The news from Poland has come in grim and rapid bursts; the few images available have been haunting ones -- tanks rumbling down an empty road, soldiers with their rifles drawn, a woman weeping in the street. On Wednesday there was another detail added -- the Polish press disclosed the names of the Solidarity trade union movement leaders arrested by the state in these last dark days. There were 58 names on the list. Miroslaw Chojecki's name was one of them.
His, however, is a different sort of imprisonment -- Chojecki was in New York when the shadow fell, and now he waits there, uncertain how long his exile will be. For the last five years, he had watched the movement ripen, from the beatings in Radom to the exhilaration in the shipyards in Gdansk in those last days of a summer that now seems so long ago, now that winter has settled on the factories and the cities and in the souls of his countrymen.
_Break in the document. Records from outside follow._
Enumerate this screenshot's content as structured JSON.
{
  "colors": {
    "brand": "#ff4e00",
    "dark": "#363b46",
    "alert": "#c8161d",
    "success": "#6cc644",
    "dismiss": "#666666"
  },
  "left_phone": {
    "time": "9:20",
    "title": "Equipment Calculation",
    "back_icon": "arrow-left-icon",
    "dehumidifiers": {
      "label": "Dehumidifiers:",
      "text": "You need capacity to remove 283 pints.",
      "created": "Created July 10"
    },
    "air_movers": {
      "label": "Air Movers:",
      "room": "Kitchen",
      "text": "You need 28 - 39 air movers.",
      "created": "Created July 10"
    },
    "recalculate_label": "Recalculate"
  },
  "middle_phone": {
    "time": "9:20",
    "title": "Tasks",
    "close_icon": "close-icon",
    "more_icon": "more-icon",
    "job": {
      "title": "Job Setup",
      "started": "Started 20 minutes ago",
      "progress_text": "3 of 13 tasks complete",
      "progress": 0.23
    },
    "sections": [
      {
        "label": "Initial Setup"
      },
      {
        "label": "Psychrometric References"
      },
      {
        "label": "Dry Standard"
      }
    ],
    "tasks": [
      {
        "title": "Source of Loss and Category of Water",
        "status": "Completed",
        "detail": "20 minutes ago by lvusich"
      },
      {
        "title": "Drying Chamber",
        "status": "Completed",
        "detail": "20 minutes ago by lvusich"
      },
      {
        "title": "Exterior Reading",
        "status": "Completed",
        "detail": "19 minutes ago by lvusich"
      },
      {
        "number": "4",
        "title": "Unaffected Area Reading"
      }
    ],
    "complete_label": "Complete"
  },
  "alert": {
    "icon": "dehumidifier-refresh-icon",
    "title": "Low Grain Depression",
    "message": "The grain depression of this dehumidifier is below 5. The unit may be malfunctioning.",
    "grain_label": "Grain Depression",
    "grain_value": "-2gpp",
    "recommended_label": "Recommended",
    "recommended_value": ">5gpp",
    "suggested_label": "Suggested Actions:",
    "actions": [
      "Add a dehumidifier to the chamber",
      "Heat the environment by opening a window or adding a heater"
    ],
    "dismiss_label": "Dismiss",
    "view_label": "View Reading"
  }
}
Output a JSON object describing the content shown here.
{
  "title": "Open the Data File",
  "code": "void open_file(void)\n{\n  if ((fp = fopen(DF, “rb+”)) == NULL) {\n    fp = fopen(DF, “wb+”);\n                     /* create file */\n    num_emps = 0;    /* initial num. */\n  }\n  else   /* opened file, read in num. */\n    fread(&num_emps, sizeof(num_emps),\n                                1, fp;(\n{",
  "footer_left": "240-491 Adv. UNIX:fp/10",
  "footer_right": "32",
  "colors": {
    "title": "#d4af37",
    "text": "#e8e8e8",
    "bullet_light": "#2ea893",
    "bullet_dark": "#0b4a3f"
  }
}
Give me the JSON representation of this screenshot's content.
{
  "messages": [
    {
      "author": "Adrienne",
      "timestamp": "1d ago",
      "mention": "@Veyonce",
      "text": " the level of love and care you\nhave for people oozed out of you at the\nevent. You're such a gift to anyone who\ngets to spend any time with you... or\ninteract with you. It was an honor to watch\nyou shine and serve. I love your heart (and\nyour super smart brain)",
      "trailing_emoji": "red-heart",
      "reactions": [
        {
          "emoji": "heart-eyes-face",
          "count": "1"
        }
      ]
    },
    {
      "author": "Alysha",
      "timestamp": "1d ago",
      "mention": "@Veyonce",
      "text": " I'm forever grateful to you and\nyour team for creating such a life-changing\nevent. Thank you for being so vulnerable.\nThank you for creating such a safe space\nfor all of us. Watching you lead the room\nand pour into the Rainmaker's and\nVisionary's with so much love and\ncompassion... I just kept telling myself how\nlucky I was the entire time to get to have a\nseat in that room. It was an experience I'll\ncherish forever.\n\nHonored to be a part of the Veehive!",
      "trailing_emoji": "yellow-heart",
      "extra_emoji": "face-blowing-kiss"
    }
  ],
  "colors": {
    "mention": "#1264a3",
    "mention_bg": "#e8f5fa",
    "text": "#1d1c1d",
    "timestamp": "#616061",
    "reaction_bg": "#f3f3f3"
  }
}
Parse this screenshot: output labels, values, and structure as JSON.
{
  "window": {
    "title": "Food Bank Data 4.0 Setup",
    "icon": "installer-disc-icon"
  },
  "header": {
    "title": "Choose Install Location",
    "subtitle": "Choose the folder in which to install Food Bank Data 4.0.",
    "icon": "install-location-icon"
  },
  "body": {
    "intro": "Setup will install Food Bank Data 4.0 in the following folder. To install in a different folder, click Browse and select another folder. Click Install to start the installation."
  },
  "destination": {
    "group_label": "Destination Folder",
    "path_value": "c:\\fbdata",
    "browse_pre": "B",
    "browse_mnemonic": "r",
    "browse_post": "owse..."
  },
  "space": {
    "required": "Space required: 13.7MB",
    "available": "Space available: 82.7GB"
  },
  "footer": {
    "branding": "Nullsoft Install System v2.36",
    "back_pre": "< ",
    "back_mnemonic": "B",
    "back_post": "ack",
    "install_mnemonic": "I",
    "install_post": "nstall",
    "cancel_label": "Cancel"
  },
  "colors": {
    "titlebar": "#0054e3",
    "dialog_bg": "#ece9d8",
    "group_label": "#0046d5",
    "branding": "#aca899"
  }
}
There were two others on the list who are also abroad, one an academician, the other another leader of Solidarity. "It was an attempt to intimidate those of us who are abroad and our families," Chojecki said yesterday through a translator. "And the list was drawn up some time ago. All three of us have been out of the country for several months now, so the list is at least that old."
His voice sounds nearly hollow from the news and the sorrow and the uncertainty. In the days just before the takeover, as he made the rounds in Washington, there had been a different tone, a feverish intensity that reflected a man in the middle of great things, caught up in the rising tide.
Still, he says, the news had not come as a surprise. "People had actually expected something like that. The aim of the confrontation is clearly to create a situation where Solidarity will lose control over the emotions of the people." The next step, he feels, will come from the Russians. "They have tried to crush us indirectly, and that has not worked so now they will be more direct. It is clear that the Russians are planning to quell and destroy the Solidarity movement," he says.
It is a movement to which he gave his heart and mind long ago. Chojecki was a 27-year-old prize-winning nuclear physicist when the workers called a strike in the city of Radom in 1976. Chojecki dropped everything to go to Radom and lend his support. "It was simply a moral decision," he said in an interview that took place a few days before the military took control. "There were people there being beaten by the police for a cause that was my cause. In such a situation, one has to help."
In the beginning, he helped to find doctors who would treat the wounded strikers and lawyers who would be willing to represent them without fee. But it wasn't long before he decided that the best way to help was to start an underground publishing network that could keep the workers informed and inform the public about what the movement was trying to accomplish. "It was obvious that the best way to help was to generate public opinion to the side of Solidarity," Chojecki said. "Everything had to be subordinated to that purpose."
His was not the only side to realize the importance of communication and public opinion; one of the first measures taken by the military men now in power was to cut off the telephone and telex lines from city to city and between Poland and the outside world. After the living-room war that Vietnam became, the effect of the lack of information and images is eerie. There is a feeling of unreality; does the tree fall in the forest if there is no one there to film it?
Chojecki was fired from his job in physics research, and arrested more than 40 times. His apartment was searched repeatedly. He went on a hunger strike for 30 days to protest one conviction, and on three separate occasions spent more than eight months in jail. Nevertheless he managed to put together an underground publishing house that had grown and flourished in keeping with the climate of hope. To publish, they depended on "elaborate, conspiratorial techniques" -- the printing was done in secret, in the basement of private homes, each time a different house. The pages would then be moved to another house for binding, and yet another for storage and for distribution.
The first year, Chojecki printed 500 copies. By the time he left, a minimum printing consisted of 5,000 copies, and they printed not only the bulletins and newsletters that help to sustain most revolutionary movements, but books -- novels and histories, and books of poetry, by European and American as well as Polish writers -- best sellers include novelist Tadeusz Konwicki and poet Czeslaw Milosz as well as George Orwell, Gunter Grass and Alexander Solzhenitsyn.
Of course, there were scarcities and shortages of nearly everything that was needed, except the wits and courage to make it survive. Chojecki had come to this country to get as much financial support as he could for his operation. Parts for the printing presses had to be smuggled in from other countries, and paper was in chronic short supply -- with him he carried bulletins printed on brown wrapping paper and books that squeezed two pages of microscopic print into one in order to conserve paper.
So much of what he had to say last week rings with sad irony now-- Chojecki talked about the library system they were setting up, 2,500 in all, so that the precious books they had managed to publish would circulate to as many people as possible. He was excited about the printing press they had installed at the Ursus factory, the first one to come above ground. A proud smile played on a face more accustomed to a knitted brow and lips pursed in concentration. "It is our first attempt to surface under the protection of the workers," he had said.
Everything, he had said then, "is going to be all right. It's a struggle, an uphill struggle. There's not much to eat, but it is more important to have the air to breathe. To breathe freedom."